What DID finally work (hasn't worked loose now in 4-5 flights of up to 14 min duration): I scored the rear housing of the motor circumferentially with a file (I found the surface too hardened for sandpaper) then applied a THIN layer of blue loctite to the scored housing, inserted into the mount, tightened it down... VOILA!

The acid test... REMOVING the motor from the housing (as I just broke the shaft on a slightly rough grass landing): I placed a wide tip slotted screwdriver between the motor(coils) and the motor mount, and with gentle steady prying, the motor came out of the housing with no damage to either.
Sep 29, 2008, 12:58 AM
Registered User
I had thought about locktite, but did not use it.
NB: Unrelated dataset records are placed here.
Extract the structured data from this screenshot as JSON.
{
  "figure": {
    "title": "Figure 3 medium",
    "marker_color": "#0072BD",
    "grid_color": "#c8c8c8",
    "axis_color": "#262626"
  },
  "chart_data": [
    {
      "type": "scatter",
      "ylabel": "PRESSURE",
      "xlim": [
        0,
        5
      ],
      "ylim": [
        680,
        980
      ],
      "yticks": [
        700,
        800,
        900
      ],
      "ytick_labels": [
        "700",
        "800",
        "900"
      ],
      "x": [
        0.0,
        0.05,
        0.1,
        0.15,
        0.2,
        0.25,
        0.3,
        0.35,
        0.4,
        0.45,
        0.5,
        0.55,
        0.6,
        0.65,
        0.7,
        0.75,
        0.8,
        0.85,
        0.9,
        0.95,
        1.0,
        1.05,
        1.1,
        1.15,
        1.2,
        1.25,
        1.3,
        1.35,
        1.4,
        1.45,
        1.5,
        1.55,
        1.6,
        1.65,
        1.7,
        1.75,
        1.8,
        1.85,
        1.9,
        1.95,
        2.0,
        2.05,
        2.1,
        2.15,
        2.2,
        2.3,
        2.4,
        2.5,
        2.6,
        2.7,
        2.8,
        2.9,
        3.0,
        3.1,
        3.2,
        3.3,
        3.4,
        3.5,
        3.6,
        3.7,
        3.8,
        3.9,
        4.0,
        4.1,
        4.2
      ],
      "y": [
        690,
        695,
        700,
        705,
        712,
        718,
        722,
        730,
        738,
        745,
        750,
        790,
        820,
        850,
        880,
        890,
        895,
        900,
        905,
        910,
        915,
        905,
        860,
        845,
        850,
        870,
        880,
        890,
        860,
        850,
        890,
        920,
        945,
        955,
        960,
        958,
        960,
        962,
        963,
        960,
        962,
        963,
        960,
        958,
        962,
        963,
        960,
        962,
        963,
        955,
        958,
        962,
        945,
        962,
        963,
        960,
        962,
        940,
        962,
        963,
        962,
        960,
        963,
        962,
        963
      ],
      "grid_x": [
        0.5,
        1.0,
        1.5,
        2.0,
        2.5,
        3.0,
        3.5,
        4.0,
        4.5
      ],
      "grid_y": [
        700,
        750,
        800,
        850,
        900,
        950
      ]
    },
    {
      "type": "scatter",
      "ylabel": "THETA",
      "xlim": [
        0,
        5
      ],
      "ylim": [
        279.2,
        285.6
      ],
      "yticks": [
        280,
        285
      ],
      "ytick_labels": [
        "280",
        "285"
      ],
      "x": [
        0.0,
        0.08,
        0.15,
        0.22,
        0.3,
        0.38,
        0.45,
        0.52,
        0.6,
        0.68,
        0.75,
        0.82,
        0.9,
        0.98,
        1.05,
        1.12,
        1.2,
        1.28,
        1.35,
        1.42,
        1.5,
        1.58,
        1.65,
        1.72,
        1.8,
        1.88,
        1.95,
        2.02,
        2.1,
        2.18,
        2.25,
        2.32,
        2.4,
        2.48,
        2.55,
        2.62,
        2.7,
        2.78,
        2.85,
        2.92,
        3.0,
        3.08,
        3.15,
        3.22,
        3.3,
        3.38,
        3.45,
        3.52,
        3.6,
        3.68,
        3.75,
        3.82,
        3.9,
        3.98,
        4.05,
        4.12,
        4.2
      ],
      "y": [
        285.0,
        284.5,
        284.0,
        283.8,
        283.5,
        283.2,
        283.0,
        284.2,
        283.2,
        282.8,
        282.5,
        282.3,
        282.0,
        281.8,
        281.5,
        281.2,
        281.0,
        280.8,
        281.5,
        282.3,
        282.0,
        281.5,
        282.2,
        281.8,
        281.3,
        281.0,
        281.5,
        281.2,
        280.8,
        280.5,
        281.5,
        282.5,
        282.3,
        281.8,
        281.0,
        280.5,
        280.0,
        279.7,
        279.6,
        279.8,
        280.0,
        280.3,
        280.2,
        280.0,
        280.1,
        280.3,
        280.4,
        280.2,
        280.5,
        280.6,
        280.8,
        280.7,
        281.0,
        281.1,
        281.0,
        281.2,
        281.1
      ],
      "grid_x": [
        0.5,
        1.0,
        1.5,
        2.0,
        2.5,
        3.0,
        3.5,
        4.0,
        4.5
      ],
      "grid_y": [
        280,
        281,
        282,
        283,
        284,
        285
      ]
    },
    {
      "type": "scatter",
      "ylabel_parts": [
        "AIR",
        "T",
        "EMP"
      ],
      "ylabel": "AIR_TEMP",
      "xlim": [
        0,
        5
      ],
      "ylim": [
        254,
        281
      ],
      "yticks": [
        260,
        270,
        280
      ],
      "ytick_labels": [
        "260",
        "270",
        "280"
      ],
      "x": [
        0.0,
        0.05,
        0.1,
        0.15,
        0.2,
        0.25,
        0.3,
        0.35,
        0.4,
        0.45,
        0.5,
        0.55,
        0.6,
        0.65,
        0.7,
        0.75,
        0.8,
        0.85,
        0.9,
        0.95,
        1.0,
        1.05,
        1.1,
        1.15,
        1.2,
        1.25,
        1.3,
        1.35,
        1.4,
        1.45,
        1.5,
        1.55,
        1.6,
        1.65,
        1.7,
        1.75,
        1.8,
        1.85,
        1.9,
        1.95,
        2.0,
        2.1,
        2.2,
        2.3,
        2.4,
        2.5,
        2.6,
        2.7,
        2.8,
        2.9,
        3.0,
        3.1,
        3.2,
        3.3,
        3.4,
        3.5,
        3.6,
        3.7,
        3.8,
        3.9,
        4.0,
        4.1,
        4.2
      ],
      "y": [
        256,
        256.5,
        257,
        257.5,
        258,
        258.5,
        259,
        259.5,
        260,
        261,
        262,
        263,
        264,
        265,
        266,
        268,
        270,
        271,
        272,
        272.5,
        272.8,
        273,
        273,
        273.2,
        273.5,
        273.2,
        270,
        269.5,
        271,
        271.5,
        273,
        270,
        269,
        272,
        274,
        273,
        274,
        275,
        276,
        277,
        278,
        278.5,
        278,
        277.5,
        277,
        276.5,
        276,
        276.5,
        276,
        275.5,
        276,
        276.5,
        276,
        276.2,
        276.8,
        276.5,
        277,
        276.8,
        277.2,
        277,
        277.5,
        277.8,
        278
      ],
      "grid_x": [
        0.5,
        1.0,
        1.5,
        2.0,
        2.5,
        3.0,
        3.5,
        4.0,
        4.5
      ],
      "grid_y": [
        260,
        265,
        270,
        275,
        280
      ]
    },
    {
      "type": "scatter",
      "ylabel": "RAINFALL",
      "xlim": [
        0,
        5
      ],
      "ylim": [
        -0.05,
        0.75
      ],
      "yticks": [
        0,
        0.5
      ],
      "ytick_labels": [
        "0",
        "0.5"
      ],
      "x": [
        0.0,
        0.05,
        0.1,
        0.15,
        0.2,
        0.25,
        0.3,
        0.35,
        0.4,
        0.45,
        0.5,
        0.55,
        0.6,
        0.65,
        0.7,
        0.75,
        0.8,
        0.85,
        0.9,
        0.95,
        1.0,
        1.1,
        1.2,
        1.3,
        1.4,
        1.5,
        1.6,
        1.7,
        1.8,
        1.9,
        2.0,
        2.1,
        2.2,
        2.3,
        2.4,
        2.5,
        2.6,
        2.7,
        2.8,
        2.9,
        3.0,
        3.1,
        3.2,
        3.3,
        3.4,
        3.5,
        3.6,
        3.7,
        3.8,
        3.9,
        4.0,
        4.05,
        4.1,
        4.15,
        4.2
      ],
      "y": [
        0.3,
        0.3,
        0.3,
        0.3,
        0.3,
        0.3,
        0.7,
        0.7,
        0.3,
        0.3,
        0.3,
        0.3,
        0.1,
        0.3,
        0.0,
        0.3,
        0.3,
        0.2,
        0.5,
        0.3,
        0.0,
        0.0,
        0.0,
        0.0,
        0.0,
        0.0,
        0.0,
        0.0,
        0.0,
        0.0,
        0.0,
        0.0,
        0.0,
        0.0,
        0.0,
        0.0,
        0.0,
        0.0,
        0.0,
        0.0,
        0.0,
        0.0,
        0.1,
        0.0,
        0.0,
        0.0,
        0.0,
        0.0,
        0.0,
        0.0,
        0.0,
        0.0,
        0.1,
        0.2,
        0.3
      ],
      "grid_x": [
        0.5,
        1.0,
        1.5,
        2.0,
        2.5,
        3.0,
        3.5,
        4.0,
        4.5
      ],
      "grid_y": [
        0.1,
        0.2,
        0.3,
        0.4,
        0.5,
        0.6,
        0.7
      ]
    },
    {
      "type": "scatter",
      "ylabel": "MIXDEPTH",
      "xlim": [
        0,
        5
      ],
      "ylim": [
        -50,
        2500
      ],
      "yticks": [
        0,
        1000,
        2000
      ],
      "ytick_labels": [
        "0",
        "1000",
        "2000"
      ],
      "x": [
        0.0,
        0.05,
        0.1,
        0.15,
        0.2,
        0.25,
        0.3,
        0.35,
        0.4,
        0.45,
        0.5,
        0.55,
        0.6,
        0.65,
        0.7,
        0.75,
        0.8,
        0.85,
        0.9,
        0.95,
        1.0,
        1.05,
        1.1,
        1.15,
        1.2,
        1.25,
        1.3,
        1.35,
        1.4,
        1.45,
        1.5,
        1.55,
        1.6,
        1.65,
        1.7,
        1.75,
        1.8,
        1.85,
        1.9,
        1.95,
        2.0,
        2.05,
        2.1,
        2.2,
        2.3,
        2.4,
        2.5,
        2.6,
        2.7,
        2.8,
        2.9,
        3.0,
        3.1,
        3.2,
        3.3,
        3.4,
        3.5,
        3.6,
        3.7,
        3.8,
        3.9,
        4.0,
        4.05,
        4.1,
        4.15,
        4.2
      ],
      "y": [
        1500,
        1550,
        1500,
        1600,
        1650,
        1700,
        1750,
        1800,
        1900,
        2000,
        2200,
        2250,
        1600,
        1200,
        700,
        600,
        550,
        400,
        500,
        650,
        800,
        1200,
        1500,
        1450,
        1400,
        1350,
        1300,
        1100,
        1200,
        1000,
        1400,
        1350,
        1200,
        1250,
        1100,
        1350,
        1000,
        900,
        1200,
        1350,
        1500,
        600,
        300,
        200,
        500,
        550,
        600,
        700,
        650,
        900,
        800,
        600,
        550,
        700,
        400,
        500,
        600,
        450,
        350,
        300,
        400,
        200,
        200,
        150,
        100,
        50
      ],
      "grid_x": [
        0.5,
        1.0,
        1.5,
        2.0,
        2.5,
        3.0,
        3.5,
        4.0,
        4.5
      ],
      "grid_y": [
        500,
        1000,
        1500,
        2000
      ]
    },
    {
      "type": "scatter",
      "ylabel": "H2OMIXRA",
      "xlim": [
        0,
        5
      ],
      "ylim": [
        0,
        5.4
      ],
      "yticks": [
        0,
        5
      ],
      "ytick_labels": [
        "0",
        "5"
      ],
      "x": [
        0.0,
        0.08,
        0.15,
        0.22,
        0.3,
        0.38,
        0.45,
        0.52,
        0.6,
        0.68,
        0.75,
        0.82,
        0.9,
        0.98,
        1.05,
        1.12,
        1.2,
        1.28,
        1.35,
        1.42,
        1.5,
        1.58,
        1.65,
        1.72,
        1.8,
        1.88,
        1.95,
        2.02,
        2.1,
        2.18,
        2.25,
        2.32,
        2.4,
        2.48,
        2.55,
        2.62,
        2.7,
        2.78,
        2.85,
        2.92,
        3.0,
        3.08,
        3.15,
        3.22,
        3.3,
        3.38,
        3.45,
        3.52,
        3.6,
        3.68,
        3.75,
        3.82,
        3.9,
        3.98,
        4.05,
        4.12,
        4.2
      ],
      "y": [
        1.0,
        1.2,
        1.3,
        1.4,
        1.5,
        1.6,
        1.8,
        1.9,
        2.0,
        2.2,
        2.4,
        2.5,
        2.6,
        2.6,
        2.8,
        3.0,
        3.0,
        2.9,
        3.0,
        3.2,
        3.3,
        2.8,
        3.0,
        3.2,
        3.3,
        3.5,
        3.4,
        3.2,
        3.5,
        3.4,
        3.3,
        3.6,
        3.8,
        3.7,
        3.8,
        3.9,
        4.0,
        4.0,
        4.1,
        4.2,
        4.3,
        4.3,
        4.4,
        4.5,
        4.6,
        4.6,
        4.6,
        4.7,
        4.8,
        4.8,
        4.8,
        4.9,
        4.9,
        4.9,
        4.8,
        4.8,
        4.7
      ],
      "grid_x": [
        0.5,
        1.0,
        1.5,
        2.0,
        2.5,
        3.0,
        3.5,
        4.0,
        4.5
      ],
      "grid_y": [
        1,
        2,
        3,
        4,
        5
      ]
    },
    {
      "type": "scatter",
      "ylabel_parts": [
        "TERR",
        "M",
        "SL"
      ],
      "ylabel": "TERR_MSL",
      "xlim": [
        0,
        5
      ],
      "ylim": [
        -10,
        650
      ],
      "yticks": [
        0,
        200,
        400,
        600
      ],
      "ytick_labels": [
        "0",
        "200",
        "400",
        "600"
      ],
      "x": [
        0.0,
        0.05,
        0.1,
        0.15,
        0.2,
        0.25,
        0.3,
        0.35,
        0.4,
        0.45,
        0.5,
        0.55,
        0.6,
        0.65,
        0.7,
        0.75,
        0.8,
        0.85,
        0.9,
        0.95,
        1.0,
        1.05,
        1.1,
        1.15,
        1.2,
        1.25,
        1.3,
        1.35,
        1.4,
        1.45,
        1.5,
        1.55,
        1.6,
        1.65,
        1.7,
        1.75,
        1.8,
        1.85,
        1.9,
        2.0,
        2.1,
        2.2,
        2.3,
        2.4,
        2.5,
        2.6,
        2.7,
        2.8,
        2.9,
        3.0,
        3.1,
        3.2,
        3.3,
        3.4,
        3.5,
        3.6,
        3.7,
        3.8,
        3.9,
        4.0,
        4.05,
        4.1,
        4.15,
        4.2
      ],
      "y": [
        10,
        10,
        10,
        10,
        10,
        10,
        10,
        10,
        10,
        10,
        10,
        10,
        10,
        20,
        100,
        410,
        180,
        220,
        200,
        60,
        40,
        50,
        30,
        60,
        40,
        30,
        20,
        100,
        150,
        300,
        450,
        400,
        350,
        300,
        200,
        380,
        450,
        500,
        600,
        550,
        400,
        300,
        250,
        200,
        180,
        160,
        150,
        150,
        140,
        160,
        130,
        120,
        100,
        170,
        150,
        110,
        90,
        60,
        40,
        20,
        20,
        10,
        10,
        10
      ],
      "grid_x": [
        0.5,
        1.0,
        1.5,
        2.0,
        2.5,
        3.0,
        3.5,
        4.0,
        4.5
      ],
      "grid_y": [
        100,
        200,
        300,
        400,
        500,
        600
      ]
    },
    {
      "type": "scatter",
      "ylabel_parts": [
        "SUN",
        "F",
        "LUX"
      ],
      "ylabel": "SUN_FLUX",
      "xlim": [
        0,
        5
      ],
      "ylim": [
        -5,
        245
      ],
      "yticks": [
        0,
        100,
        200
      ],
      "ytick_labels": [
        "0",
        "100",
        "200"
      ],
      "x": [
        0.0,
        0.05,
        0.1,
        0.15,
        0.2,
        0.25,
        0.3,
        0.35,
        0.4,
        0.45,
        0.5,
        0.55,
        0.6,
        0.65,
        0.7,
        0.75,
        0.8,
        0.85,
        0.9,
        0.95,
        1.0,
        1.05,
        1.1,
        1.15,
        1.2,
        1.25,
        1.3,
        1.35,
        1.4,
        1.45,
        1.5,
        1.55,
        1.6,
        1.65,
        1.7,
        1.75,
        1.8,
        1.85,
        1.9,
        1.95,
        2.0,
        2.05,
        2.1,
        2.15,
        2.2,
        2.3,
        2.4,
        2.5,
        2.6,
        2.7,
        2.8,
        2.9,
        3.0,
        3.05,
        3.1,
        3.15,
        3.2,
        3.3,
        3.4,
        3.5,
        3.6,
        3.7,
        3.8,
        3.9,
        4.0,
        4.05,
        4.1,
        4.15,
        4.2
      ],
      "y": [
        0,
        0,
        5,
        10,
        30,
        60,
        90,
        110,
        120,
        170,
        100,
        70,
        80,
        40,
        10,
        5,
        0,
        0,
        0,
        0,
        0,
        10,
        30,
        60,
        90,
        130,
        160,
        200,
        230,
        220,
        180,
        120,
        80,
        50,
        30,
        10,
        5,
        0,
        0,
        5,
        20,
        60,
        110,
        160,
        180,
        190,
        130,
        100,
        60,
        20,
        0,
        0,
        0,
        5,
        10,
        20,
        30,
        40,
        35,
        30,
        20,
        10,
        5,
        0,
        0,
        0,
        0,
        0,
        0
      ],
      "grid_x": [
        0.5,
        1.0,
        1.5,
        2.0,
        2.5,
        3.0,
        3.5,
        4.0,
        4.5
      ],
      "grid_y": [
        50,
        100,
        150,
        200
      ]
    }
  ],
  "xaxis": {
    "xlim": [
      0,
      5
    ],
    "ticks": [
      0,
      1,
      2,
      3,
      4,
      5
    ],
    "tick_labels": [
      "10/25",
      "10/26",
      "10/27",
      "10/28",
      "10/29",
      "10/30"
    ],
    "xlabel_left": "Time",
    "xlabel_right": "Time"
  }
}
I didn't think I needed it as it was a pretty hard push to get the motor in and back out. I will score it as you suggested (tomorrow) and try some blue on it. Thanks for your info. I actually did not know if other folks were having trouble with this. Now I know at least a few have had the same problem. I have chopped my blades up pretty good, but they are repaired. Do they sell just a blade kit for the Twirl?
If anybody knows, please let me know. Thanks again.

Chuck
Sep 29, 2008, 02:59 AM
It's a BIG park
PrkFlyrRic's Avatar
Chuck,
Just send Ron an email at Lightflite, I'm sure he'll help you out.